不思議な程全く違う性格となり、「友達関係も実にはっきりとそれぞれに特徴が出ていて・・。」
と、よくお母様からもご相談を受けることがあります。
2,3年に一度ぐらいの割合で、双子のお子さんをお預かりする機会がありますが、2人とも全く違ったものに関心があり、そのことに私もとても興味が湧いてきます。
ひとりは本当に慎重派。
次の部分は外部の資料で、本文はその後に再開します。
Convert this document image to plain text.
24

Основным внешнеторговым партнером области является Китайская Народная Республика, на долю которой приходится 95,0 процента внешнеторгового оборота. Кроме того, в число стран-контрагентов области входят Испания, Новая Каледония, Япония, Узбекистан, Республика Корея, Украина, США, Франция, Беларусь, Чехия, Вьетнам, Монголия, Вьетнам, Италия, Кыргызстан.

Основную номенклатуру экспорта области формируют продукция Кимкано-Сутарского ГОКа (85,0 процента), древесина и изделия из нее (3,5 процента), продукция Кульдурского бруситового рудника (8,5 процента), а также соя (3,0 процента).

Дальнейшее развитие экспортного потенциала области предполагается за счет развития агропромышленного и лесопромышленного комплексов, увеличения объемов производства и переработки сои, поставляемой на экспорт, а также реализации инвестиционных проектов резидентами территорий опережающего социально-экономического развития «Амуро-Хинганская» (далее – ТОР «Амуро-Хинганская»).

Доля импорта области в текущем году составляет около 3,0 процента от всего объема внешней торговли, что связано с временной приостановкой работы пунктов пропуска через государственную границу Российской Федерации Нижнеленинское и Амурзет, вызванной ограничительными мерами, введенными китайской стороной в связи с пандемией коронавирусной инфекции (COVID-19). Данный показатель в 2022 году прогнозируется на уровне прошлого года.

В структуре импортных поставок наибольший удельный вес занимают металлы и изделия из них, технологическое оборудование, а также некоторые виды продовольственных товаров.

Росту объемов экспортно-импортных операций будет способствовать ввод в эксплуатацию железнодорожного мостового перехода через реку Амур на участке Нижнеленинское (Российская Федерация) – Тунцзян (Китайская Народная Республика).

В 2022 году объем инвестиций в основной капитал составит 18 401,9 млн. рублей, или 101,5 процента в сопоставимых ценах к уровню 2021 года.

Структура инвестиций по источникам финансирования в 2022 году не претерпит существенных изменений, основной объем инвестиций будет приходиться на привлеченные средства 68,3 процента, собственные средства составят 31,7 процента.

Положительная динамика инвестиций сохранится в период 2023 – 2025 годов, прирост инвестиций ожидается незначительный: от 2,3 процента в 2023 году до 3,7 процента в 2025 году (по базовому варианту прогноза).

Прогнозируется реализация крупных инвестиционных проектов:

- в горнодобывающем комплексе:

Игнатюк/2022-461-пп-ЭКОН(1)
人の動きをしっかり観察してから、行動し始めます。
もうひとりは、新しいことに出会うと、すぐにキラキラと目を輝かせて興味深々。
もうじっとしてはいられません。
何年か前に、こんな男の子の双子の兄弟と一緒に、楽しい時間を送ったことがあります。
お母さんにとっては、初めての子育てで、いきなり2児の母。
ましてや男の子ということもあり、当然じっとしておとなしく・・というには程遠く、ただただ時間が休む間もなく過ぎ去っておられました。
日々、次々といろいろな出来事が繰り広げられます。
活発なひとりは、教室にあって家にないものを見つけると一目散に突進していき、食い入るように観察しています。
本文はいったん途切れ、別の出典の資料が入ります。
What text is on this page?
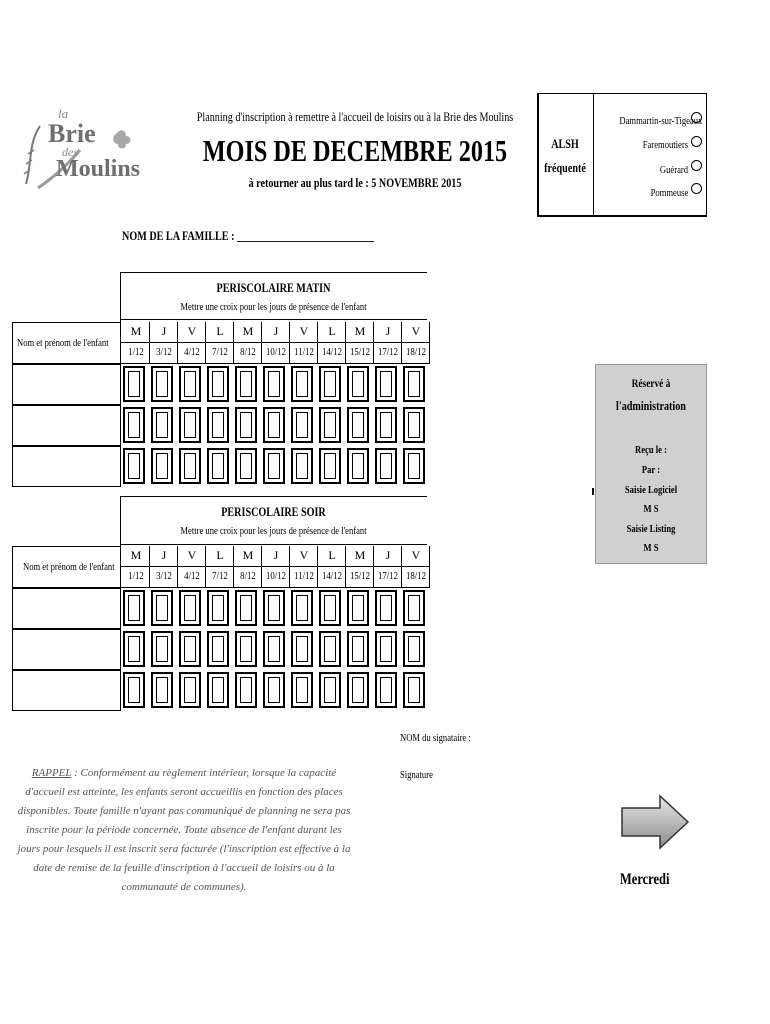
la
Brie
des
Moulins
Planning d'inscription à remettre à l'accueil de loisirs ou à la Brie des Moulins
MOIS DE DECEMBRE 2015
à retourner au plus tard le : 5 NOVEMBRE 2015
ALSH
fréquenté
Dammartin-sur-Tigeaux
Faremoutiers
Guérard
Pommeuse
NOM DE LA FAMILLE : ___________________________
PERISCOLAIRE MATIN
Mettre une croix pour les jours de présence de l'enfant
Nom et prénom de l'enfant
M	J	V	L	M	J	V	L	M	J	V
1/12	3/12	4/12	7/12	8/12 10/12 11/12 14/12 15/12 17/12 18/12
PERISCOLAIRE SOIR
Mettre une croix pour les jours de présence de l'enfant
Nom et prénom de l'enfant
M	J	V	L	M	J	V	L	M	J	V
1/12	3/12	4/12	7/12	8/12 10/12 11/12 14/12 15/12 17/12 18/12
Réservé à
l'administration
Reçu le :
Par :
Saisie Logiciel
M S
Saisie Listing
M S
RAPPEL : Conformément au règlement intérieur, lorsque la capacité d'accueil est atteinte, les enfants seront accueillis en fonction des places disponibles. Toute famille n'ayant pas communiqué de planning ne sera pas inscrite pour la période concernée. Toute absence de l'enfant durant les jours pour lesquels il est inscrit sera facturée (l'inscription est effective à la date de remise de la feuille d'inscription à l'accueil de loisirs ou à la communauté de communes).
NOM du signataire :
Signature
Mercredi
好奇心旺盛で、すぐに手にとってどうなっているのかを確かめないと気がすみません。
そんな様子を、もうひとりは、椅子に座ってニコニコしながら、見つめていました。
お母さんは、ひとりには落ち着きを、もうひとりには、ほんの少し積極性を持って欲しいと願っておられましたが、なかなか上手くはいきません。
「毎日が、戦場のようです・・。」
と、つぶやきながら話しておられました。
しばらくすると、2人に平等に同じものを・・との思いから、スイミングスクールへ通いはじめました。
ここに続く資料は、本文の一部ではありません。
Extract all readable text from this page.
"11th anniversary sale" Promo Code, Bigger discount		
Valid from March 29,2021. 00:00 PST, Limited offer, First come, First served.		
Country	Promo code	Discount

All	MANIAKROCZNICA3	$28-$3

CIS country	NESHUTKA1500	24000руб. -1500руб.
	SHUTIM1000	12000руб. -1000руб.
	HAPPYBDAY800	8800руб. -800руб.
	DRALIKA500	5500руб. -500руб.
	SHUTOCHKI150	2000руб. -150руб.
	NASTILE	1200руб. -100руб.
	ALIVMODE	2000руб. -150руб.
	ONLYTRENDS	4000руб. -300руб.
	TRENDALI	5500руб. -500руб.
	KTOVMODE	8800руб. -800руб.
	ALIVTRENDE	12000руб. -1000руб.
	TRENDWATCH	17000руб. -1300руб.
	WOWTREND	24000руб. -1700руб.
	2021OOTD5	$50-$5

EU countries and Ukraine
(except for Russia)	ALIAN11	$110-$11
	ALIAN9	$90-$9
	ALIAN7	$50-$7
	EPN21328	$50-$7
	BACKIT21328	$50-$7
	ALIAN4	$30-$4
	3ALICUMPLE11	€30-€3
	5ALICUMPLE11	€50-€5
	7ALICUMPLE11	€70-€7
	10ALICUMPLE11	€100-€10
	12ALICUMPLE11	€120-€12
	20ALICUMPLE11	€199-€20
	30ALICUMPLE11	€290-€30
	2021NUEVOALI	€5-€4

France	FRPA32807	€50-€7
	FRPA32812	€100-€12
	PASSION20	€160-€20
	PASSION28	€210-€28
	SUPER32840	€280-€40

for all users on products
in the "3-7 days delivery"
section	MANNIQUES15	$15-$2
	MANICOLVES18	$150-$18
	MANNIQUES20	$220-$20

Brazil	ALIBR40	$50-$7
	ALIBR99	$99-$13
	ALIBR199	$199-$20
しかし、予測は出来たことですが、2人の進むペースが瞬く間に違ってきて、数か月すると同じ時間に通わせることが出来なくなってきました。
ここで、初めてお母さんは、
「平等について考えてしまいました。」
と、相談に来られました。
「同じものを与えることが重要ではなく、同じようにそれぞれが充実感を感じているかが大切なのかもしれませんね。」
「それぞれの個性を認めて、違っていて良いのだということを当たり前のこととして受け入れること。」
こんな風にお話した記憶が、今でもよく思い出されます。
同じ環境の中で過ごしても、観たり聞いたりした時の感じ方は、それぞれに違っています。
だからこそ、個性が磨かれるのではないでしょうか。
様々な経験が大切であることに変わりはありませんが、そこでどう感じたかは、個々に違っているからこそ、
自分の歩いていく方向が見えてくるのだと思います。
多くの経験が、それぞれの自分の引き出しに、ひとつずつしまいこまれていくのだと思うと、毎日が本当に楽しくて仕方がない気がしています。